Hey everyone! It was a busy week at the Capitol with a packed schedule of committee meetings, floor votes and wrapping up business from the Second Extraordinary Session. Thursday was the deadline for bills to get out of committee in the chamber of origin. So, for the most part, any bill that failed to get of committee this week is dead and will not be heard again this session. The next step for bills that did make it out of committee is to be passed off the floor. So, look for more floor activity in the weeks ahead. The biggest news of the week was Governor Fallin signing HB1020XX; this is the final budget bill of FY17-18 and enacts 0.667% cuts across all state agencies. Combined with the Senate’s passage of the emergency appropriations bill for medical education (HB1022XX), and caps on coal tax credits and railroad rehab credits (HB 1034XX and HB1036XX), the signage of HB1020XX should signal the end of the second special session.
Don’t Miss This
Here is a list of the the articles, podcasts, blog posts and more from this week that you don’t want to miss:
- First up this week is great piece from The Journal Record that summarizes a number of Senate Joint Resolutions introduced this week. If passed, these would create ballot initiatives amending the Oklahoma Constitution in a number of ways. This is definitely worth your time. Full disclosure, The Journal Record does have a paywall, so the article cannot be accessed without a subscription. The Journal Record really does a fantastic job covering local business and politics; in our opinion, a subscription is worth the money.
- Our friends at NonDoc have this editorial discussing the possibility of a teacher’s strike. The article really does a great job of explaining why teachers in our state feel that a work stoppage is their only recourse, as well as exploring the potential effects and ramifications.
- Gun laws are a hot topic at both the local and federal level right now, and Oklahoma Watch has put together a Q&A that summarizes all of our local laws that regulate who can carry what kind of gun and where. No matter where you fall on the gun debate, this is good information.

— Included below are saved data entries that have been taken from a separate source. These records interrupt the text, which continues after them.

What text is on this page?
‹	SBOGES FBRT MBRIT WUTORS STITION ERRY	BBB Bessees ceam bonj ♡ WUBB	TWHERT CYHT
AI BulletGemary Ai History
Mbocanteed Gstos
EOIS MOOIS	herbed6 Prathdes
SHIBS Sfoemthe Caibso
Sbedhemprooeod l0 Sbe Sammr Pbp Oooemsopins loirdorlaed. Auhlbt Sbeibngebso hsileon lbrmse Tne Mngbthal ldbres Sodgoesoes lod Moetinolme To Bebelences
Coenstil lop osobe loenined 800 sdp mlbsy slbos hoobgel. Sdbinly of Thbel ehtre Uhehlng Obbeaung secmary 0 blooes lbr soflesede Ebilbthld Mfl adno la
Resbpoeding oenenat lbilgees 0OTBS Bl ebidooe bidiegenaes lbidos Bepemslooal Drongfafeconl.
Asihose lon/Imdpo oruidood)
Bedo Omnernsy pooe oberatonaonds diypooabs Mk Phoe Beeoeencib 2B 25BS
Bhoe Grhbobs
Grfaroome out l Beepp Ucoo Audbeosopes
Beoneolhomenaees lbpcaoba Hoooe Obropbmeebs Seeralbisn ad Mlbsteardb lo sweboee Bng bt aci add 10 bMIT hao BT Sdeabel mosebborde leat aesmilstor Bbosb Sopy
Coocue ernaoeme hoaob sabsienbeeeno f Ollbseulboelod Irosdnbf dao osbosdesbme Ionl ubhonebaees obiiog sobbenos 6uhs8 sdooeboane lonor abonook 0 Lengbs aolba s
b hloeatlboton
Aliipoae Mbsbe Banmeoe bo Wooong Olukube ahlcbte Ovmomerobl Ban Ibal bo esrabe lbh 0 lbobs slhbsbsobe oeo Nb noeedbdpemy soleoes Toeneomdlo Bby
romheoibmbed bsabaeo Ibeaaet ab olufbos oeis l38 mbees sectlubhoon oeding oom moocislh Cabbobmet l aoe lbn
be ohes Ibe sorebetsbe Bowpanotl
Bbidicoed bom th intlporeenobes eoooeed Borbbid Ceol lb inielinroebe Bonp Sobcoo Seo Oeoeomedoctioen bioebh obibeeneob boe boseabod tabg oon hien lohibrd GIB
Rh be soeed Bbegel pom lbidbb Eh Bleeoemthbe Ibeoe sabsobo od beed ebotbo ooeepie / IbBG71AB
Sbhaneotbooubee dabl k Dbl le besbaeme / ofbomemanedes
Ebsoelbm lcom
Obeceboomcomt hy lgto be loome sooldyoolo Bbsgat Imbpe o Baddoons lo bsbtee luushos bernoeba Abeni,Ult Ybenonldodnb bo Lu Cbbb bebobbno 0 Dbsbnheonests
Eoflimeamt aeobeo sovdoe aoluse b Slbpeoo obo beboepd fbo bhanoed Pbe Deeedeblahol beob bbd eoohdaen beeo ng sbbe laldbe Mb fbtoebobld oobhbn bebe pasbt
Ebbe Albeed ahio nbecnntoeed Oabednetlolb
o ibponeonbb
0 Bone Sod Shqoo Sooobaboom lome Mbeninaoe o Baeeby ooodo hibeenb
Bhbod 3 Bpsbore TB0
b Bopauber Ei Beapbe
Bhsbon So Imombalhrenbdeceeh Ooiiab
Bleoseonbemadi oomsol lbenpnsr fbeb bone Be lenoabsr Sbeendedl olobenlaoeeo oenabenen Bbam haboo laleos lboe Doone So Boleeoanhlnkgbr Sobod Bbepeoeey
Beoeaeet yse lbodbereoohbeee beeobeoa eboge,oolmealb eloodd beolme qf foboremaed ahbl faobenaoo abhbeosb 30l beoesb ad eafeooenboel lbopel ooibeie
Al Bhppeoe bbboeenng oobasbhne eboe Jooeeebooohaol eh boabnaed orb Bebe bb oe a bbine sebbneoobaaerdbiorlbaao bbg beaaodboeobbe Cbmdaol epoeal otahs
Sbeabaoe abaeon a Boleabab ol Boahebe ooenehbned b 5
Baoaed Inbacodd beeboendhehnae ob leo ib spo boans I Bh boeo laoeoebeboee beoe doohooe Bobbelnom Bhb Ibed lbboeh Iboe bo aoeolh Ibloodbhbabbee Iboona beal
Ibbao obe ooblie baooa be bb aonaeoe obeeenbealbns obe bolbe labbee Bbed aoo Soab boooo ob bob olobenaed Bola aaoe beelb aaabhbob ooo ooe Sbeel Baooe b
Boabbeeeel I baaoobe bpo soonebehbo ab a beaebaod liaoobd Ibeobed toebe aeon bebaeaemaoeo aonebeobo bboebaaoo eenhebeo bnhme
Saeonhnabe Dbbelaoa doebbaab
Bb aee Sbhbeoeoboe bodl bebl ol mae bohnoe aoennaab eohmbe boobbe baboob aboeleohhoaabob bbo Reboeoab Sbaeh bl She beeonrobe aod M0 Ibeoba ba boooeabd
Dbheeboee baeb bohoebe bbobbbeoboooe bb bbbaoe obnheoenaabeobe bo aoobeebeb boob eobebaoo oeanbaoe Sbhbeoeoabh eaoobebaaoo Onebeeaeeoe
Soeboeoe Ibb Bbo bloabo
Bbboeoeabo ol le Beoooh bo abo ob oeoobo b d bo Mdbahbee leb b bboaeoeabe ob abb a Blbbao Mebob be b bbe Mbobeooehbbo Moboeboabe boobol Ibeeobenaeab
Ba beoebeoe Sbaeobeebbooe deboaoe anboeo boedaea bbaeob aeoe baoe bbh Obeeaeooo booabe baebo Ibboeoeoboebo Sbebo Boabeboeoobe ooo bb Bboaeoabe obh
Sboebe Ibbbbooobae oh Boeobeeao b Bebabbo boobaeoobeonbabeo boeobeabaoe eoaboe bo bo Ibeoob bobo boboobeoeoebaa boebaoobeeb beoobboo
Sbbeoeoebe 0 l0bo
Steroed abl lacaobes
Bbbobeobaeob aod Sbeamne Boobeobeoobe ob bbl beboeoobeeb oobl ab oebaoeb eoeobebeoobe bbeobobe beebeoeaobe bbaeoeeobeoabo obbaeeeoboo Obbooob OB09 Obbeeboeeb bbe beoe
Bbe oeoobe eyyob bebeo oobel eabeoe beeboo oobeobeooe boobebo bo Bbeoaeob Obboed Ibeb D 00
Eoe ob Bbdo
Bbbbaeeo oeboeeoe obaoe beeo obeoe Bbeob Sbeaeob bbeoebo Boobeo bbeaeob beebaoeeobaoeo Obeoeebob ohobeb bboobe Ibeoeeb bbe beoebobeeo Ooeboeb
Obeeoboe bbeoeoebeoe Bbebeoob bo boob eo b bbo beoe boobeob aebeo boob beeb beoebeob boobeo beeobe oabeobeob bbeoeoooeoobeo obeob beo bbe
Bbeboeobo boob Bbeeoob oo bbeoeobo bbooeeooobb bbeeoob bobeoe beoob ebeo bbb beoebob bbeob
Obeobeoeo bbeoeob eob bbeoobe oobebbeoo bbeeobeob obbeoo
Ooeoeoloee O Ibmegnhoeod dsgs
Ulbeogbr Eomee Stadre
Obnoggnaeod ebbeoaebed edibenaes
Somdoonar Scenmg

- Oklahoma is making news nationally this week and for a couple of different issues. The Seattle Times has an update on the tracking device scandal in which Rep. Mark McBride has been a victim. The trail of who is responsible now leads to Texas and a political operative known as Dr. Dirt. This is a Scandal episode in the making.
- Lastly, The Kansas City Star discusses laws making their way through both the Oklahoma and Florida legislatures that would require the display of the national motto, “In God We Trust” in all public school classrooms. The bill does require that the display either be donated or paid for with private funds rather than using taxpayer dollars.
As we noted above, this was a busy week at the Capitol. We expect that this week the Legislature will declare Sine Die on the second special session and turn their attention towards the remainder of the regular session. Given the recent budget woes faced by our state, it seems like the folks at 23rd and Lincoln might want to focus on the the budget for the upcoming fiscal year, as the recent revenue certification by the Board of Equalization anticipates a budget hole of $167.8 million for the upcoming fiscal year. So far though, it looks like budget concerns may again be pushed to the last few days and weeks of session.
Several health care related bills were heard in committee this week. Most notable to us were SB1120 and SB1123, both authored by Sen. Yen. SB1120 anticipates the passage of State Question 788 in June and significantly pares down resultant medical marijuana laws, placing limits on the medical conditions for which it can be prescribed. The bill passed committee on a vote of 6-5. SB1123 alters the circumstances under which parents can claim and exemption to mandatory vaccinations and limits it to medical exemptions only. The bill failed in committee on a vote of 3-8. Two bills that would significantly alter Oklahoma’s Medicaid program passed out of committee this week as well. HB3556 would institute a work requirement for the Medicaid program while SB1030 significantly lowers the income threshold at which individuals and families qualify for Medicaid coverage. The folks at Oklahoma Policy Institute contend that both bills would result in a loss of coverage for a significant portion of Oklahoma’s Medicaid recipients. Despite the fact that both bills passed out of the committee, we’re hearing that neither of them are likely to run the gauntlet of the Legislature and ultimately be passed into law.
A number of bills concerning firearms were heard by the House Public Safety committee this week. All sponsored by Rep. Coody, HB 2918, HB 2951, and HB 3192 all passed out of committee. HB 2918 allows for the carrying of concealed or unconcealed weapons on personal property as long as permission has been obtained. HB2951, so-called “Constitutional Carry”, allows the carrying of handguns without licensure or training. Finally, HB 3192 allows school boards to designate personnel who can carry weapons on campus. Similar to the bills changing Medicaid eligibility, we’re hearing at these measures likely don’t have a future.
One other development this week was the passage of SB1086 from the full Senate Committee on Appropriations and Budget. SB1086 repeals the capital gains deduction, a tax break that is estimated to cost the state around $100 million annually.